Many Capetonians made their way out of Cape Town to spend the Easter weekend in lavish holiday houses and hotels, while Cape Malays set-off for a campout at the Kramat in Macassar.
This tradition of “ons gaan Kramat toe” was birthed more than 300 years ago, when Sheikh Yusuf Al Makassari was banished from his homeland, Indonesia, for his political stance against Dutch colonialists, to the Cape of Good Hope, then forced to work here as a slave.
He brought with him the knowledge of Islam and the desire to help spread the religion of peace to the four corners of the earth.
Upon his arrival in the Cape, he was sent into exile by the Cape’s Dutch Governor to the place we now know as Macassar, named after the saint’s place of birth.
The other Indonesian slaves who were also sent to the Cape were aware of the knowledge which he possessed and when they were given the Easter weekend break by their slave masters, they flocked to Macassar to spend the holiday period in the company of this great Islamic scholar.
The main objective of those Muslim slaves was to seek knowledge about their religion, but they also spent time enjoying themselves there with their families.
Today, the Easter weekend Kramat camping tradition is exactly that, the biggest halaal family holiday destination in Cape Town over the long weekend.
This year visitors were treated during the day with Qaseedas, Qiraah, lectures by scholars like Moulana Igshaan Hendricks, visiting Tuang Yusuf Maqaam and performing prayers in the Masjid at the Kramat fives times a day.
It is only at night after the final prayer that light comedy was introduced as a form of entertainment for the visitors.
This programme, which varied over the five days, was drafted and put together by one of Cape Town’s most prolific businessmen to come from the Cape Malay community, Mr Kader Miller, in conjunction with the Nurul Latief Islamic Association.
Mr Miller says: “Is baie swaar om die entertainment bymekaar te sit want die main goal is om die authenticity van die Kramat tradition te bly hou, soe popsong singers moet maar gaan na die Joseph Stone vir Easter.”
Nou net soe, soos my ouma altyd geserit, Mr Miller, daar is ‘n tyd en plek vir alles.

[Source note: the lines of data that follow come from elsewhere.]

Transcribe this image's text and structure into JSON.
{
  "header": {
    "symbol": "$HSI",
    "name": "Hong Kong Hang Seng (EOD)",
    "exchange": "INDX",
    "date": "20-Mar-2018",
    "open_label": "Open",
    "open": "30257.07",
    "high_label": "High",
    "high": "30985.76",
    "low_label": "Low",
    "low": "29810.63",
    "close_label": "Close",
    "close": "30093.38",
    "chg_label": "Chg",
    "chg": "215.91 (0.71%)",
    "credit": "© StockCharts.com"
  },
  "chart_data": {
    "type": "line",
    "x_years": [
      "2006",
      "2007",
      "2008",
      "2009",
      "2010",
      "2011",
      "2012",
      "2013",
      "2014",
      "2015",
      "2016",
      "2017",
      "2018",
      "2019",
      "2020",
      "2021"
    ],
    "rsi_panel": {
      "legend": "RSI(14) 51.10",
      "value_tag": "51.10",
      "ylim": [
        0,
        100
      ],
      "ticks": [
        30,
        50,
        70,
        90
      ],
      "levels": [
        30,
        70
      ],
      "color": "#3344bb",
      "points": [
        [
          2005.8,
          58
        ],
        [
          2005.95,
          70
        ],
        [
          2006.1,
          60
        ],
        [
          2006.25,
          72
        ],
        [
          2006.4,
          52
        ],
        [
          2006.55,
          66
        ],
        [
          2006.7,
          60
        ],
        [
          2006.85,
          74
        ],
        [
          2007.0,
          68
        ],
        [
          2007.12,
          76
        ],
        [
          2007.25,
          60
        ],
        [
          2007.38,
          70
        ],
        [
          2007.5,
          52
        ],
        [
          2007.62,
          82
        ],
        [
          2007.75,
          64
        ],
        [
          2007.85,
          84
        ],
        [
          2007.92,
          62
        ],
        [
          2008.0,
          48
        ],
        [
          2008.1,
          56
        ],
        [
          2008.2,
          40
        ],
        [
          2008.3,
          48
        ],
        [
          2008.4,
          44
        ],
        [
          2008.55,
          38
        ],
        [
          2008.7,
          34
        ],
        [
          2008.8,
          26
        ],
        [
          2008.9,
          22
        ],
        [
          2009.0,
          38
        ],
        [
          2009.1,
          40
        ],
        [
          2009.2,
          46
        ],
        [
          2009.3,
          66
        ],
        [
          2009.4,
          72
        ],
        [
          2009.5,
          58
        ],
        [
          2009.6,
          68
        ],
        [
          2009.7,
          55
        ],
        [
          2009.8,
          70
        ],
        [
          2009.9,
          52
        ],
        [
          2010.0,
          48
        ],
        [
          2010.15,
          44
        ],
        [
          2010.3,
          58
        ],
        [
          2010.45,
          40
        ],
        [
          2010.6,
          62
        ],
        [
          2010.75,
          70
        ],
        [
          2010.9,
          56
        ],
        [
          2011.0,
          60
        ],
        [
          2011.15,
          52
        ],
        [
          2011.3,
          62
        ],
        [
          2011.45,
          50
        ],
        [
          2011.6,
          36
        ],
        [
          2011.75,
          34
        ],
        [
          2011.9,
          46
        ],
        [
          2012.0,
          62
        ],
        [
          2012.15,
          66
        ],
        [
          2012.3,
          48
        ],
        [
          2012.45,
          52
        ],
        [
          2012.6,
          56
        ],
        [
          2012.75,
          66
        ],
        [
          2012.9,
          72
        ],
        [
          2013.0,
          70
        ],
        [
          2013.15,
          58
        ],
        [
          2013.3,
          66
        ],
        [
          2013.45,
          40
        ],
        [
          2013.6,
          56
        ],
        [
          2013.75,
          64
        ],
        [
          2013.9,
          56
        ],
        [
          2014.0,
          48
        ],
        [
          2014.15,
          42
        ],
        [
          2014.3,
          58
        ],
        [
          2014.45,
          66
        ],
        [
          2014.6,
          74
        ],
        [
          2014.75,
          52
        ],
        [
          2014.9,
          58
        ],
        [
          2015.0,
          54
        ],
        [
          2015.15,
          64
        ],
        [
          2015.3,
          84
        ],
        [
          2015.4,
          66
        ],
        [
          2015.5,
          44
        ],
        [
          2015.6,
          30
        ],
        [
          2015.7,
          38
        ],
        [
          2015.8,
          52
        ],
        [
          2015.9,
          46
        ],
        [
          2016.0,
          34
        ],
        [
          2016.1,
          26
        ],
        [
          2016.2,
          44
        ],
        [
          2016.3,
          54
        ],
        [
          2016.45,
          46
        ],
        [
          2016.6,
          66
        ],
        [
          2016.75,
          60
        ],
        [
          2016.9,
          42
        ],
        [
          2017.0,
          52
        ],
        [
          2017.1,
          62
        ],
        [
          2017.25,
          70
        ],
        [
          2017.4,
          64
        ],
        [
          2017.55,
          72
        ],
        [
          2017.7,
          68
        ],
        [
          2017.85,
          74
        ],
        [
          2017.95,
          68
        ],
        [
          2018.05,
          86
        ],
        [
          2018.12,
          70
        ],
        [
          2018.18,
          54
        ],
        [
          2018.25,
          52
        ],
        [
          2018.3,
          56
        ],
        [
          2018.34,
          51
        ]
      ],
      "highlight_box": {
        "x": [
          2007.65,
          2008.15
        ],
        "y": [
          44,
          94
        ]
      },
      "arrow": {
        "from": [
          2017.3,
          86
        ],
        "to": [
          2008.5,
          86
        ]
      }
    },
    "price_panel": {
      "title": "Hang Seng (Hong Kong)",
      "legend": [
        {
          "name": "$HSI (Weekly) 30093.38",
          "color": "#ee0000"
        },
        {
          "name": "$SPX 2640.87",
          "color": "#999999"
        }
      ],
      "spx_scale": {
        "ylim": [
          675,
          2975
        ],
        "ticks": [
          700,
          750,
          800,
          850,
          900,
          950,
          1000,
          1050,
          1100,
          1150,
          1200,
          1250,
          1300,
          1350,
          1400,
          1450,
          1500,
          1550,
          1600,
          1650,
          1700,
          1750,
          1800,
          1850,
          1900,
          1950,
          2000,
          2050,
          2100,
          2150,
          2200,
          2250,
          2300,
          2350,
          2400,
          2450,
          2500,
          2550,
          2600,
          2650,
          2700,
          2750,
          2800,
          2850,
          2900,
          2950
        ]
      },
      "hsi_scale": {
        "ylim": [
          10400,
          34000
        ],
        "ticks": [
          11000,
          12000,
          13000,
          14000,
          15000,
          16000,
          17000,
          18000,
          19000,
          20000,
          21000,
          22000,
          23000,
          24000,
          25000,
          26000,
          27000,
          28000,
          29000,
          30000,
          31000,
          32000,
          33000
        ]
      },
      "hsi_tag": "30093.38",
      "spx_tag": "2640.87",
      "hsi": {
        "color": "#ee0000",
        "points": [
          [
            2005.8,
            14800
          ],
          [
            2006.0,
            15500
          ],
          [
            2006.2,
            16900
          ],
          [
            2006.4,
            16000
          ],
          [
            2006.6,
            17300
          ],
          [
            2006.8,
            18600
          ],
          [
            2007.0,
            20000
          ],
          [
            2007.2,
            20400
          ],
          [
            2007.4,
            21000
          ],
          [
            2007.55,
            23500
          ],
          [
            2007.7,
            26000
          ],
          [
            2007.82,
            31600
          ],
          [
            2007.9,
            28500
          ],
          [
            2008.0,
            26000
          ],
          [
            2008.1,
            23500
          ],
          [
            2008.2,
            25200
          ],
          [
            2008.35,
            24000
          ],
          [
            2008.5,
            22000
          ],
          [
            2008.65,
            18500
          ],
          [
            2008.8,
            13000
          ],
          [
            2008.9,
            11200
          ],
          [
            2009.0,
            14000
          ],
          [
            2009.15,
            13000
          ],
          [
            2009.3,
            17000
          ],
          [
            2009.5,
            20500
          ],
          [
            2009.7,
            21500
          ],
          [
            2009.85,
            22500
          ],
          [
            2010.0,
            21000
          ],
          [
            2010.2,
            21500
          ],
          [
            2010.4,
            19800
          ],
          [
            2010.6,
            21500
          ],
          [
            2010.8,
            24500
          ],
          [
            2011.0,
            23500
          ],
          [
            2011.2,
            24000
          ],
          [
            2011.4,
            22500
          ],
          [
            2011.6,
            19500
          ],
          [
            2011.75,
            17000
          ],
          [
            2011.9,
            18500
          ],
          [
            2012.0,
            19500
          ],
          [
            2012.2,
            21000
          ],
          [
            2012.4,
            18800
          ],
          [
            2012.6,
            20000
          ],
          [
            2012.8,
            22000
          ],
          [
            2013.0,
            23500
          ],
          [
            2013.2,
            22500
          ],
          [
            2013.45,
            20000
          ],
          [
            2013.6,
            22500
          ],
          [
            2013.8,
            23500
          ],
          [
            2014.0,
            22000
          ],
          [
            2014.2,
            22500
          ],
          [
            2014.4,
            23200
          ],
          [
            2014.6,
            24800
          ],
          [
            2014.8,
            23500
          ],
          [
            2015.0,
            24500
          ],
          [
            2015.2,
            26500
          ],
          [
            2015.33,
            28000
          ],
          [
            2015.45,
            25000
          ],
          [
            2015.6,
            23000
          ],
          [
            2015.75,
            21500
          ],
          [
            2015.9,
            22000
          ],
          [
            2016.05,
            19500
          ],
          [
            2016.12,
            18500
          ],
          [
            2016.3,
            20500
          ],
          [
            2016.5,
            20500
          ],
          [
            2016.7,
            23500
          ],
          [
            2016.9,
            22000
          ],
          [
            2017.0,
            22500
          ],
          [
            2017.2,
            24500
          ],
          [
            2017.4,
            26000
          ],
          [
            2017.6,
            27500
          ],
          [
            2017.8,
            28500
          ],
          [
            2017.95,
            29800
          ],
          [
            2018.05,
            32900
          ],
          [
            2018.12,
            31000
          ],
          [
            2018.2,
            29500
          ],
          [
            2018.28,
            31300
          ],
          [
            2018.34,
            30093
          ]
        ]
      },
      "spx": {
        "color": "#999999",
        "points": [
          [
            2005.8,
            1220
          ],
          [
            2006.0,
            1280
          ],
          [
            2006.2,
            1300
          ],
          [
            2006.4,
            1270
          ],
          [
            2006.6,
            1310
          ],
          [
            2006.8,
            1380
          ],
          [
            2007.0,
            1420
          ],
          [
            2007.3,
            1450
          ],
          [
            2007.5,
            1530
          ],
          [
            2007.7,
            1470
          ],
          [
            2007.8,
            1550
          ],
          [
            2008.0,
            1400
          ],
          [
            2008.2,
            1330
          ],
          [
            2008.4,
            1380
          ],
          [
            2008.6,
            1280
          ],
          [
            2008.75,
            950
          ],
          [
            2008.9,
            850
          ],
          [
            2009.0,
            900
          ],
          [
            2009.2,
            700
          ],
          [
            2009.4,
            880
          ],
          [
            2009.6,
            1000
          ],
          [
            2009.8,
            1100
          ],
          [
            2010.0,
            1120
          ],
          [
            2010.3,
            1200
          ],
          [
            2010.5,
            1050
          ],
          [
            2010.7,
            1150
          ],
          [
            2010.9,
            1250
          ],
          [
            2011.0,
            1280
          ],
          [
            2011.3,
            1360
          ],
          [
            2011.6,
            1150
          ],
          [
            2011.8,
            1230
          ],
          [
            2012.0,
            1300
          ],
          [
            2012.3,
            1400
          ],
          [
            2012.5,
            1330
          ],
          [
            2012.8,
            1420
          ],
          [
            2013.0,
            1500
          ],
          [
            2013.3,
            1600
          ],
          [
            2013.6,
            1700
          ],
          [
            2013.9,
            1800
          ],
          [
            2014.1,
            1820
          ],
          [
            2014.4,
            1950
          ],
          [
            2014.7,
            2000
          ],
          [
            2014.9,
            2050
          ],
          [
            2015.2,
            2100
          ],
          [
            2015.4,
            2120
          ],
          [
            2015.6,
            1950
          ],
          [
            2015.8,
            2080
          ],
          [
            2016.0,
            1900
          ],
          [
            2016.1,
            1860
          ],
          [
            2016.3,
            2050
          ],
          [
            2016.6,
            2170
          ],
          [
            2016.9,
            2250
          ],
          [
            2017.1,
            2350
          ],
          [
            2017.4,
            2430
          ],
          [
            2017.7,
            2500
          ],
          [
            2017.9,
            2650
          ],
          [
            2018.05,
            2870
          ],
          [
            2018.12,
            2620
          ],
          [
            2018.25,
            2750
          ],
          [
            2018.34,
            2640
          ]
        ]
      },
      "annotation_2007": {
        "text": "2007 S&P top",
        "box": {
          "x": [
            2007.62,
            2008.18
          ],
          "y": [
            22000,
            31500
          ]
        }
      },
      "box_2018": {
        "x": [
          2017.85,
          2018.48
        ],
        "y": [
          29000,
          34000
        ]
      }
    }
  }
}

Innie nag, however, ruk die ding by die tente with the age old tradition of “die singkring”.
Die Malay choirs staan ommie vuur and sing old traditional songs, ghoema-liedjies and nederlandsliedere into the early hours of the morning.

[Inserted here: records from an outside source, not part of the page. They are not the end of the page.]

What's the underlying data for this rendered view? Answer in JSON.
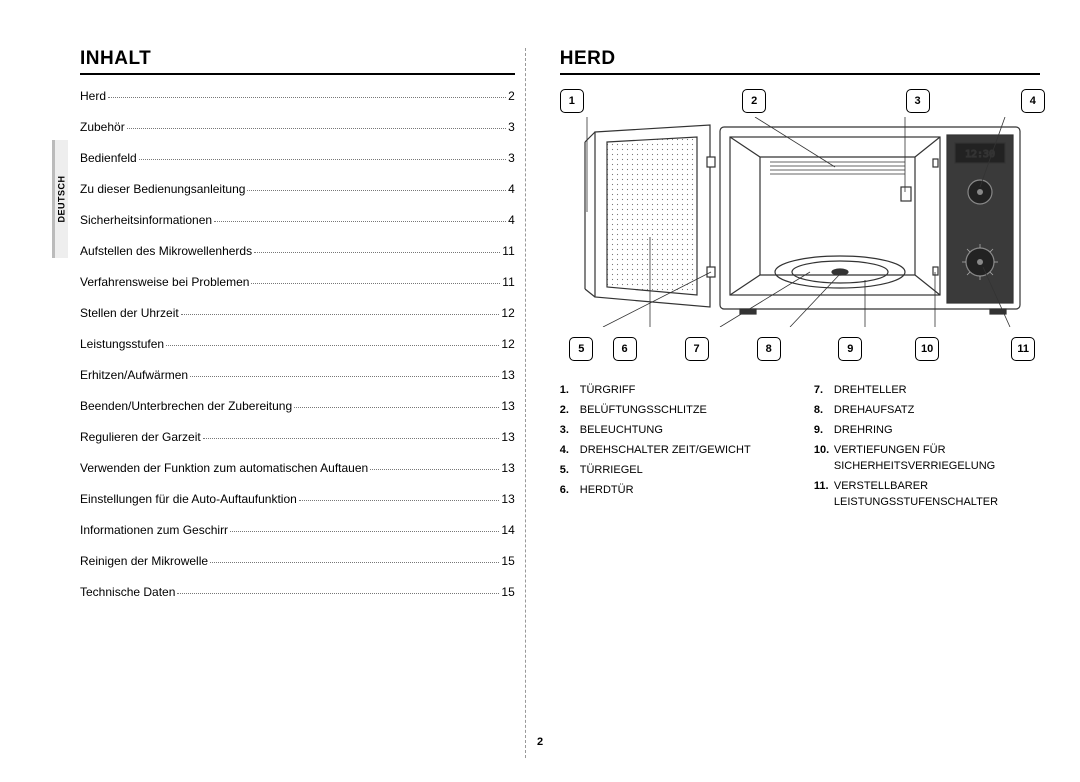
{
  "side_tab": {
    "label": "DEUTSCH"
  },
  "left": {
    "heading": "INHALT",
    "toc": [
      {
        "label": "Herd",
        "page": "2"
      },
      {
        "label": "Zubehör",
        "page": "3"
      },
      {
        "label": "Bedienfeld",
        "page": "3"
      },
      {
        "label": "Zu dieser Bedienungsanleitung",
        "page": "4"
      },
      {
        "label": "Sicherheitsinformationen",
        "page": "4"
      },
      {
        "label": "Aufstellen des Mikrowellenherds",
        "page": "11"
      },
      {
        "label": "Verfahrensweise bei Problemen",
        "page": "11"
      },
      {
        "label": "Stellen der Uhrzeit",
        "page": "12"
      },
      {
        "label": "Leistungsstufen",
        "page": "12"
      },
      {
        "label": "Erhitzen/Aufwärmen",
        "page": "13"
      },
      {
        "label": "Beenden/Unterbrechen der Zubereitung",
        "page": "13"
      },
      {
        "label": "Regulieren der Garzeit",
        "page": "13"
      },
      {
        "label": "Verwenden der Funktion zum automatischen Auftauen",
        "page": "13"
      },
      {
        "label": "Einstellungen für die Auto-Auftaufunktion",
        "page": "13"
      },
      {
        "label": "Informationen zum Geschirr",
        "page": "14"
      },
      {
        "label": "Reinigen der Mikrowelle",
        "page": "15"
      },
      {
        "label": "Technische Daten",
        "page": "15"
      }
    ]
  },
  "right": {
    "heading": "HERD",
    "callouts_top": [
      "1",
      "2",
      "3",
      "4"
    ],
    "callouts_bottom": [
      "5",
      "6",
      "7",
      "8",
      "9",
      "10",
      "11"
    ],
    "legend_left": [
      {
        "num": "1.",
        "text": "TÜRGRIFF"
      },
      {
        "num": "2.",
        "text": "BELÜFTUNGSSCHLITZE"
      },
      {
        "num": "3.",
        "text": "BELEUCHTUNG"
      },
      {
        "num": "4.",
        "text": "DREHSCHALTER ZEIT/GEWICHT"
      },
      {
        "num": "5.",
        "text": "TÜRRIEGEL"
      },
      {
        "num": "6.",
        "text": "HERDTÜR"
      }
    ],
    "legend_right": [
      {
        "num": "7.",
        "text": "DREHTELLER"
      },
      {
        "num": "8.",
        "text": "DREHAUFSATZ"
      },
      {
        "num": "9.",
        "text": "DREHRING"
      },
      {
        "num": "10.",
        "text": "VERTIEFUNGEN FÜR SICHERHEITSVERRIEGELUNG"
      },
      {
        "num": "11.",
        "text": "VERSTELLBARER LEISTUNGSSTUFENSCHALTER"
      }
    ],
    "diagram": {
      "display_text": "12:30",
      "colors": {
        "stroke": "#333333",
        "panel_fill": "#3a3a3a",
        "display_bg": "#222222",
        "display_fg": "#c0c0c0"
      }
    }
  },
  "page_number": "2"
}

The sound of banjos and guitare can be heard and the melodious voices of the Malay choirs is enough to give anyone hoendervleis.
With that said, I don’t think one can say you know Cape Town music until you have experienced the feeling of die singkring.
Is ‘n gevoel tussen happy en sad.
The feeling that reminds you why you love Cape Town and why I still believe our local radio stations are missing out on this sound, they are quite simply missing “die hartklop van die Kaap”.
In America they believe that “it’s all about the bass”, but innie Kaap “it’s all about the gummy”.
We need to get this sound on radio!
Shabier Ismail, chairman of the Nurul Latief Islamic Association, says “the annual Kramat festival is the one fundraiser we host to raise funds for the maintenance and running of the Nurul Latief Masjid at the Kramat”.
He says the association is pleased with the turnout and that every year they strive to make the Kramat experience a better and safer experience for all.
Mr Ismail said “over the years when we had bigger attendances, some bad elements crept in, but we moved swiftly to remove such people, opting for quality over quantity. Soes die ou mense sal geserit ‘is * bietjie minnere maar is innere’.”
All this took place over the duration of the Easter weekend with delicious food and delicacies sold by the stall holders, and Mr Miller’s innovative idea of setting up an ATM at the Kramat made for good business for the stall holders.
Now, in case you were wondering what I’m doing next Easter, kry my by die singkring. My camping spot is al kla gebook.